I was more than happy to do it, and photos I took turned out better than I expected. More importantly, my friend loved them. It was then and there that I decided to make some money out of my photography skills.
Getting started was the biggest hurdle. I was nervous to put myself out there, but I knew that if I didn't try, I'd never know if it was something I could be successful doing.
I created a simple website using the photos I took at my friend's wedding, set up my first ad on Craigslist and asked everyone I knew to spread the word.
I had so much to learn, and I really needed to expand my portfolio, so I decided to shoot the first wedding for free.
(Pictured above: The author, Bola Sokunbi)
To further build on my skills and knowledge, I read books, watched videos, took workshops and practiced taking photos of my friends and family.
Once I had a solid portfolio, I felt confident in charging clients for my services. I charged $300 per wedding. But as I did more events, my client base grew and my services became increasingly in demand.
So I finally upped my rates to between $2,000 and $5,000, which was — and still is — pretty standard. Some photographers charge up to $10,000, but it really depends on factors like shoot duration and location.
If you're starting a side hustle, it's important to take things slowly so you don't operate on a negative balance. It took me about two years to turn a decent profit.
My goal was to build a business with zero debt, so I opened a business savings account. Once I paid my business taxes, I invested the rest of the money back into Onada Photography (e.g. purchasing high-quality equipment, better editing software, travel expenses).

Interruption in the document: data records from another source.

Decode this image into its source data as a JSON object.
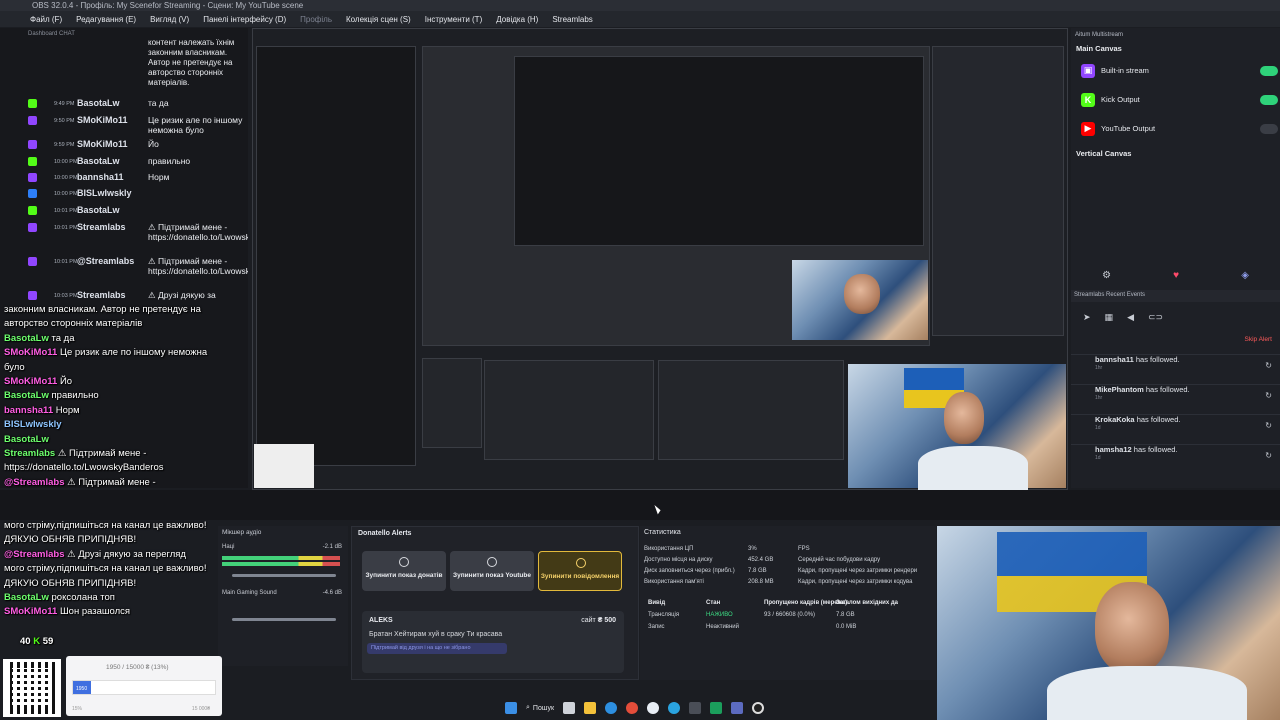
{
  "window": {
    "title": "OBS 32.0.4 - Профіль: My Scenefor Streaming - Сцени: My YouTube scene"
  },
  "menu": {
    "items": [
      "Файл (F)",
      "Редагування (E)",
      "Вигляд (V)",
      "Панелі інтерфейсу (D)",
      "Профіль",
      "Колекція сцен (S)",
      "Інструменти (T)",
      "Довідка (H)",
      "Streamlabs"
    ]
  },
  "chat_dock": {
    "title": "Dashboard CHAT",
    "top_text": "контент належать їхнім законним власникам. Автор не претендує на авторство сторонніх матеріалів.",
    "messages": [
      {
        "time": "9:49 PM",
        "user": "BasotaLw",
        "msg": "та да",
        "icon": "kick"
      },
      {
        "time": "9:50 PM",
        "user": "SMoKiMo11",
        "msg": "Це ризик але по іншому неможна було",
        "icon": "twitch"
      },
      {
        "time": "9:59 PM",
        "user": "SMoKiMo11",
        "msg": "Йо",
        "icon": "twitch"
      },
      {
        "time": "10:00 PM",
        "user": "BasotaLw",
        "msg": "правильно",
        "icon": "kick"
      },
      {
        "time": "10:00 PM",
        "user": "bannsha11",
        "msg": "Норм",
        "icon": "twitch"
      },
      {
        "time": "10:00 PM",
        "user": "BISLwIwskly",
        "msg": "",
        "icon": "blue"
      },
      {
        "time": "10:01 PM",
        "user": "BasotaLw",
        "msg": "",
        "icon": "kick"
      },
      {
        "time": "10:01 PM",
        "user": "Streamlabs",
        "msg": "⚠ Підтримай мене - https://donatello.to/LwowskyBanderos",
        "icon": "twitch"
      },
      {
        "time": "10:01 PM",
        "user": "@Streamlabs",
        "msg": "⚠ Підтримай мене - https://donatello.to/LwowskyBanderos",
        "icon": "twitch"
      },
      {
        "time": "10:03 PM",
        "user": "Streamlabs",
        "msg": "⚠ Друзі дякую за",
        "icon": "twitch"
      }
    ]
  },
  "overlay_chat": {
    "lines": [
      {
        "user": "",
        "msg": "законним власникам. Автор не претендує на",
        "cls": ""
      },
      {
        "user": "",
        "msg": "авторство сторонніх матеріалів",
        "cls": ""
      },
      {
        "user": "BasotaLw",
        "msg": "та да",
        "cls": "g"
      },
      {
        "user": "SMoKiMo11",
        "msg": "Це ризик але по іншому неможна",
        "cls": ""
      },
      {
        "user": "",
        "msg": "було",
        "cls": ""
      },
      {
        "user": "SMoKiMo11",
        "msg": "Йо",
        "cls": ""
      },
      {
        "user": "BasotaLw",
        "msg": "правильно",
        "cls": "g"
      },
      {
        "user": "bannsha11",
        "msg": "Норм",
        "cls": ""
      },
      {
        "user": "BISLwIwskly",
        "msg": "",
        "cls": "b"
      },
      {
        "user": "BasotaLw",
        "msg": "",
        "cls": "g"
      },
      {
        "user": "Streamlabs",
        "msg": "⚠ Підтримай мене -",
        "cls": "g"
      },
      {
        "user": "",
        "msg": "https://donatello.to/LwowskyBanderos",
        "cls": ""
      },
      {
        "user": "@Streamlabs",
        "msg": "⚠ Підтримай мене -",
        "cls": ""
      },
      {
        "user": "",
        "msg": "https://donatello.to/LwowskyBanderos",
        "cls": ""
      },
      {
        "user": "Streamlabs",
        "msg": "⚠ Друзі дякую за перегляд",
        "cls": "g"
      },
      {
        "user": "",
        "msg": "мого стріму,підпишіться на канал це важливо!",
        "cls": ""
      },
      {
        "user": "",
        "msg": "ДЯКУЮ ОБНЯВ ПРИПІДНЯВ!",
        "cls": ""
      },
      {
        "user": "@Streamlabs",
        "msg": "⚠ Друзі дякую за перегляд",
        "cls": ""
      },
      {
        "user": "",
        "msg": "мого стріму,підпишіться на канал це важливо!",
        "cls": ""
      },
      {
        "user": "",
        "msg": "ДЯКУЮ ОБНЯВ ПРИПІДНЯВ!",
        "cls": ""
      },
      {
        "user": "BasotaLw",
        "msg": "роксолана топ",
        "cls": "g"
      },
      {
        "user": "SMoKiMo11",
        "msg": "Шон разашолся",
        "cls": ""
      }
    ],
    "counter_a": "40",
    "counter_b": "59"
  },
  "multistream": {
    "header": "Aitum Multistream",
    "main_canvas": "Main Canvas",
    "outputs": [
      {
        "label": "Built-in stream",
        "icon": "twitch-icon",
        "color": "#9146ff",
        "glyph": "▣"
      },
      {
        "label": "Kick Output",
        "icon": "kick-icon",
        "color": "#53fc18",
        "glyph": "K"
      },
      {
        "label": "YouTube Output",
        "icon": "youtube-icon",
        "color": "#ff0000",
        "glyph": "▶"
      }
    ],
    "vertical_canvas": "Vertical Canvas"
  },
  "recent_events": {
    "header": "Streamlabs Recent Events",
    "skip": "Skip Alert",
    "items": [
      {
        "user": "bannsha11",
        "text": "has followed.",
        "sub": "1hr"
      },
      {
        "user": "MikePhantom",
        "text": "has followed.",
        "sub": "1hr"
      },
      {
        "user": "KrokaKoka",
        "text": "has followed.",
        "sub": "1d"
      },
      {
        "user": "hamsha12",
        "text": "has followed.",
        "sub": "1d"
      }
    ]
  },
  "mixer": {
    "title": "Мікшер аудіо",
    "channels": [
      {
        "name": "Наці",
        "db": "-2.1 dB"
      },
      {
        "name": "Main Gaming Sound",
        "db": "-4.6 dB"
      }
    ]
  },
  "donatello": {
    "title": "Donatello Alerts",
    "buttons": [
      "Зупинити показ донатів",
      "Зупинити показ Youtube",
      "Зупинити повідомлення"
    ],
    "card": {
      "name": "ALEKS",
      "amount_prefix": "сайт",
      "amount": "₴ 500",
      "message": "Братан Хейтирам хуй в сраку Ти красава",
      "pill": "Підтримай від друзя і на що не зібрано"
    }
  },
  "stats": {
    "title": "Статистика",
    "rows": [
      {
        "label": "Використання ЦП",
        "value": "3%"
      },
      {
        "label": "Доступно місця на диску",
        "value": "452.4 GB"
      },
      {
        "label": "Диск заповниться через (прибл.)",
        "value": "7.8 GB"
      },
      {
        "label": "Використання пам'яті",
        "value": "208.8 MB"
      }
    ],
    "right": [
      "FPS",
      "Середній час побудови кадру",
      "Кадри, пропущені через затримки рендери",
      "Кадри, пропущені через затримки кодува"
    ],
    "table_headers": [
      "Вивід",
      "Стан",
      "Пропущено кадрів (мережа)",
      "Загалом вихідних да"
    ],
    "table_rows": [
      {
        "out": "Трансляція",
        "state": "НАЖИВО",
        "dropped": "93 / 660608 (0.0%)",
        "total": "7.8 GB"
      },
      {
        "out": "Запис",
        "state": "Неактивний",
        "dropped": "",
        "total": "0.0 MiB"
      }
    ]
  },
  "goal": {
    "text": "1950 / 15000 ₴ (13%)",
    "progress": 0.13,
    "fill_label": "1950",
    "low": "15%",
    "high": "15 000₴"
  },
  "taskbar": {
    "search": "Пошук"
  },
  "colors": {
    "kick": "#53fc18",
    "twitch": "#9146ff",
    "live": "#3ddc84",
    "alert": "#ff5a5a"
  }
}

With better quality equipment and better skills, I had mastered the art of photography. My dedication earned me solid reviews and several awards.
(Recognition and awards for Onada Photography)
As my business grew more successful, I expanded my services and offered lifestyle photo sessions. (These are less time-consuming and capture day-to-day activities and normal life scenarios, such as family and engagement portraits). I charged between $300 and $450 for those.
There is no substitute for hard work, and I worked tirelessly at my side hustle the year I made $70,000.
That year, in addition to my full-time job (where I worked an average of 60 hours per week), I photographed more than 19 weddings and countless lifestyle sessions. I won't try to downplay anything: there were times when I felt burned out, discouraged, frustrated and stressed.
(Onada Photography's business profile on WeddingWire.com)
I remember incredibly crazy summer months, where I was doing back-to-back weddings on Friday night, and then all of Saturday and Sunday. In the evenings and early mornings before I went to work, I was sorting and editing photos on my computer.
Running a side hustle takes patience, an open mind and a strong willingness to learn. But the rewards trump all of that! While I was exhausted, I was happy to be making all that extra money on the side. More importantly, I was proud of myself for not giving up when things got difficult.
Ultimately, I had to say goodbye to my business. It wouldn't have been possible for me to keep it running, especially after I became a mother.
Now, at 38, I'm doing what I've always wanted to do: I founded Clever Girl Finance, a financial education platform aimed at providing women with financial guidance through easy to digest courses.
I sold most of my equipment for a nice sum, which I invested back into my retirement savings. I still kept the camera, though, along with a few nice lenses. I may be working on a ton of other stuff, but I'll never be too busy to take photographs of my own family.